I'm looking for a way to convert few paragraphs and ordered/unordered lists from a MS Word file to HTML.
Now, the problem is that when saving the Word file as a "htm/html" type of file (I'm using Word 2010), I get tons of all kinds of unwanted CSS directives, some are MS-invented and some are valid CSS, that I don't want in my html code. Moreover, and even more problematic, the ordered/unordered lists not even encoded to OL and UL with LI items, rather to a crazy Microsofty encoding.
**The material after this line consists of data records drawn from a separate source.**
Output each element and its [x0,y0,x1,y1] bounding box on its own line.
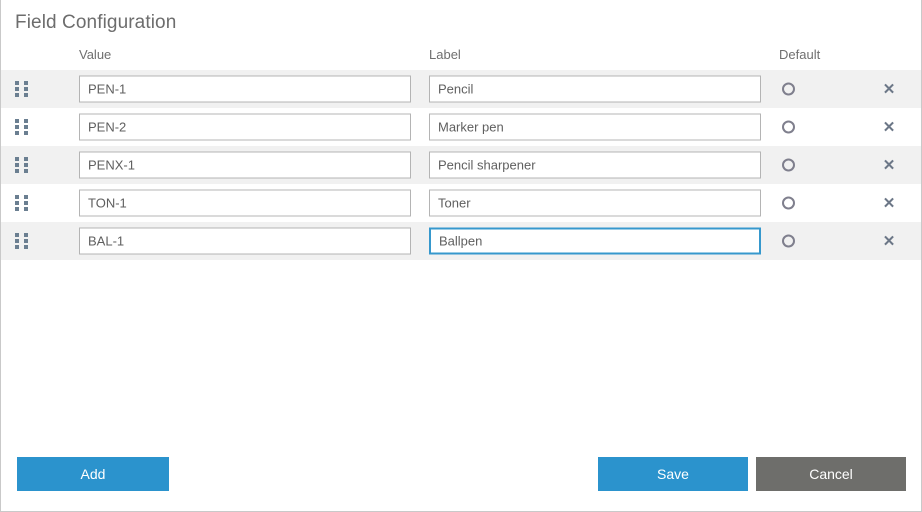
value-input[interactable] [79,114,411,141]
label-input[interactable] [429,228,761,255]
cancel-button[interactable]: Cancel [756,457,906,491]
default-radio[interactable] [782,235,795,248]
value-input[interactable] [79,228,411,255]
value-input[interactable] [79,76,411,103]
label-input[interactable] [429,114,761,141]
table-row: ✕ [1,184,921,222]
save-button[interactable]: Save [598,457,748,491]
drag-handle-icon[interactable] [15,157,29,173]
table-row: ✕ [1,146,921,184]
page-title: Field Configuration [1,0,921,35]
close-icon[interactable]: ✕ [879,155,899,175]
close-icon[interactable]: ✕ [879,79,899,99]
add-button[interactable]: Add [17,457,169,491]
column-header-label: Label [429,47,461,62]
default-radio[interactable] [782,121,795,134]
table-row: ✕ [1,70,921,108]
label-input[interactable] [429,152,761,179]
value-input[interactable] [79,152,411,179]
label-input[interactable] [429,76,761,103]
close-icon[interactable]: ✕ [879,117,899,137]
column-headers: Value Label Default [1,43,921,70]
default-radio[interactable] [782,197,795,210]
dialog-footer: Add Save Cancel [1,439,921,511]
default-radio[interactable] [782,83,795,96]
drag-handle-icon[interactable] [15,119,29,135]
value-input[interactable] [79,190,411,217]
drag-handle-icon[interactable] [15,233,29,249]
close-icon[interactable]: ✕ [879,193,899,213]
drag-handle-icon[interactable] [15,195,29,211]
content-spacer [1,260,921,439]
table-row: ✕ [1,222,921,260]
column-header-default: Default [779,47,820,62]
field-configuration-dialog: Field Configuration Value Label Default … [0,0,922,512]
default-radio[interactable] [782,159,795,172]
option-rows: ✕ ✕ ✕ ✕ ✕ [1,70,921,260]
table-row: ✕ [1,108,921,146]
drag-handle-icon[interactable] [15,81,29,97]
close-icon[interactable]: ✕ [879,231,899,251]
column-header-value: Value [79,47,111,62]
label-input[interactable] [429,190,761,217]
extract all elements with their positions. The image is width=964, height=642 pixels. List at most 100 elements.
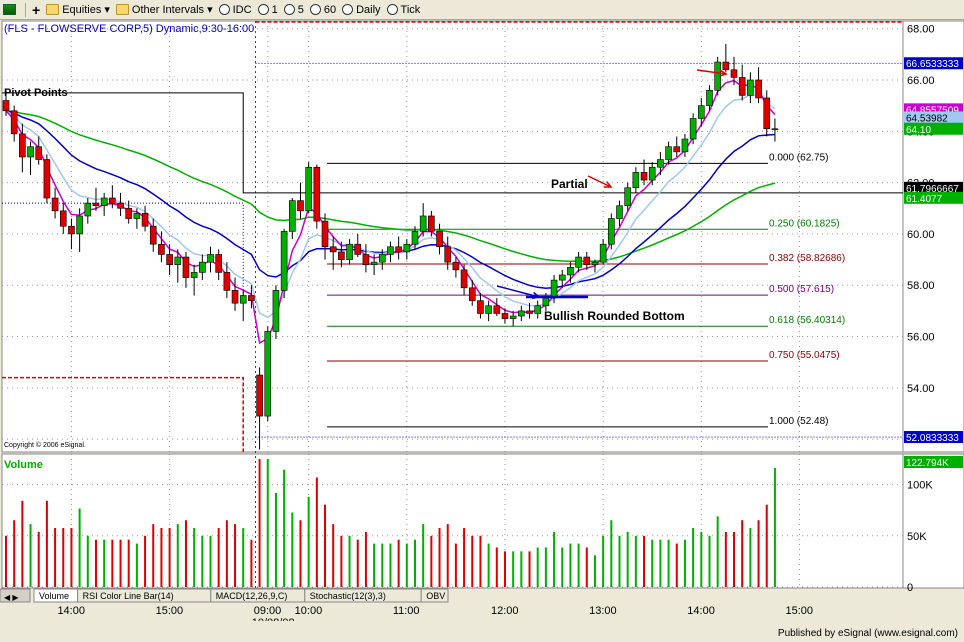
- time-tick-label: 15:00: [156, 605, 184, 617]
- volume-bar: [86, 535, 89, 587]
- volume-bar: [593, 555, 596, 587]
- volume-bar: [250, 539, 253, 587]
- volume-bar: [757, 520, 760, 587]
- interval-60-button[interactable]: 60: [307, 1, 339, 19]
- circle-icon: [309, 4, 321, 15]
- volume-tick-label: 50K: [907, 531, 927, 543]
- candle-body: [509, 315, 517, 319]
- candle-body: [215, 254, 222, 273]
- idc-button[interactable]: IDC: [216, 1, 255, 19]
- chart-app-icon[interactable]: [0, 1, 22, 19]
- volume-bar: [536, 547, 539, 587]
- candle-body: [444, 246, 452, 263]
- fib-level-label: 0.500 (57.615): [769, 284, 834, 295]
- volume-bar: [54, 528, 57, 587]
- candle-body: [51, 197, 59, 212]
- volume-bar: [471, 535, 474, 587]
- volume-bar: [463, 528, 466, 587]
- interval-1-button[interactable]: 1: [255, 1, 281, 19]
- volume-tick-label: 0: [907, 582, 913, 594]
- candle-body: [362, 254, 370, 266]
- candle-body: [370, 261, 378, 266]
- date-label: 10/08/08: [252, 617, 295, 621]
- candle-body: [460, 269, 468, 289]
- candle-body: [256, 374, 263, 417]
- candle-body: [27, 146, 34, 158]
- volume-bar: [274, 492, 277, 587]
- circle-icon: [257, 4, 269, 15]
- chart-title: (FLS - FLOWSERVE CORP,5) Dynamic,9:30-16…: [4, 23, 254, 35]
- volume-bar: [119, 539, 122, 587]
- volume-bar: [324, 504, 327, 587]
- circle-icon: [342, 4, 354, 15]
- volume-bar: [512, 551, 515, 587]
- volume-bar: [544, 547, 547, 587]
- volume-bar: [332, 524, 335, 587]
- copyright-label: Copyright © 2006 eSignal.: [4, 441, 86, 449]
- candle-body: [534, 305, 542, 314]
- candle-body: [526, 310, 533, 314]
- volume-bar: [634, 535, 637, 587]
- volume-bar: [692, 528, 695, 587]
- candle-body: [223, 272, 231, 291]
- candle-body: [542, 297, 550, 307]
- candle-body: [485, 305, 492, 314]
- candle-body: [452, 261, 460, 271]
- candle-body: [640, 172, 648, 181]
- candle-body: [583, 256, 591, 266]
- candle-body: [567, 266, 574, 276]
- volume-bar: [700, 531, 703, 587]
- candle-body: [141, 213, 149, 227]
- folder-icon: [46, 4, 60, 15]
- volume-bar: [283, 469, 286, 587]
- candle-body: [468, 287, 476, 301]
- time-tick-label: 11:00: [393, 605, 420, 617]
- volume-bar: [21, 500, 24, 587]
- equities-menu[interactable]: Equities ▾: [43, 1, 113, 19]
- candle-body: [19, 133, 26, 158]
- candle-body: [133, 213, 141, 219]
- candle-body: [158, 243, 165, 255]
- candle-body: [599, 243, 607, 263]
- volume-bar: [364, 531, 367, 587]
- candle-body: [297, 200, 304, 212]
- volume-bar: [446, 524, 449, 587]
- volume-bar: [70, 528, 73, 587]
- price-tick-label: 68.00: [907, 24, 935, 36]
- scroll-arrow-icon: ◀ ▶: [4, 593, 19, 602]
- chart-toolbar: + Equities ▾ Other Intervals ▾ IDC 1 5 6…: [0, 0, 964, 20]
- volume-tick-label: 100K: [907, 480, 933, 492]
- add-symbol-button[interactable]: +: [29, 1, 43, 19]
- volume-bar: [414, 539, 416, 587]
- circle-icon: [218, 4, 230, 15]
- candle-body: [730, 69, 738, 78]
- volume-bar: [13, 520, 16, 587]
- volume-bar: [209, 535, 212, 587]
- candle-body: [771, 128, 779, 131]
- volume-bar: [291, 512, 294, 587]
- tick-button[interactable]: Tick: [384, 1, 424, 19]
- volume-bar: [651, 539, 654, 587]
- candle-body: [747, 79, 754, 96]
- candle-body: [681, 138, 689, 153]
- volume-bar: [643, 535, 646, 587]
- daily-button[interactable]: Daily: [339, 1, 383, 19]
- candle-body: [313, 166, 321, 222]
- volume-bar: [520, 551, 523, 587]
- volume-bar: [127, 539, 130, 587]
- interval-5-button[interactable]: 5: [281, 1, 307, 19]
- volume-bar: [160, 528, 163, 587]
- candle-body: [10, 110, 18, 135]
- volume-bar: [405, 543, 408, 587]
- candle-body: [665, 146, 672, 160]
- volume-bar: [144, 535, 147, 587]
- volume-bar: [683, 539, 686, 587]
- volume-bar: [561, 547, 564, 587]
- volume-bar: [716, 516, 719, 587]
- volume-bar: [733, 531, 736, 587]
- volume-bar: [78, 508, 81, 587]
- fib-level-label: 1.000 (52.48): [769, 416, 829, 427]
- volume-bar: [741, 520, 744, 587]
- candle-body: [43, 159, 51, 199]
- other-intervals-menu[interactable]: Other Intervals ▾: [113, 1, 216, 19]
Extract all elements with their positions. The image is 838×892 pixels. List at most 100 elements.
For example, a paragraph (Styled as "Normal" in Word) is converted to:
<p class=MsoNormal>
<span style='font-size:10.0pt;line-height:115%;mso-bidi-font-style:italic'>
bla bla </span></p>
And I just want it to plainly be:
<p><span>bla bla</span></p>
More horrific, a simple unoredered list ("bulleted list") with one list item with is converted to:
<p class=MsoListParagraph style='text-indent:-18.0pt;mso-list:l0 level1 lfo1'>
<![if !supportLists]>
<span style='font-family:Symbol;mso-fareast-font-family:Symbol;mso-bidi-font-family:Symbol'>
<span style='mso-list:Ignore'>·
<span style='font:7.0pt "Times New Roman"'>
</span></span></span><![endif]>
<span dir=LTR</span>Bla bla</p>
While I wish to get:
<ul><li>Bla bla</li></ul>
Any ideas?
Thanks so much!
p.s. I'm using Zend Studio (maybe there's a built in eclipse/zend-specific converter or something?)
p.s.p. The only MS Word options for exporting as html I've found are in Options => Advanced => General => Web Options. Playing with these options didn't solve any of the above problems.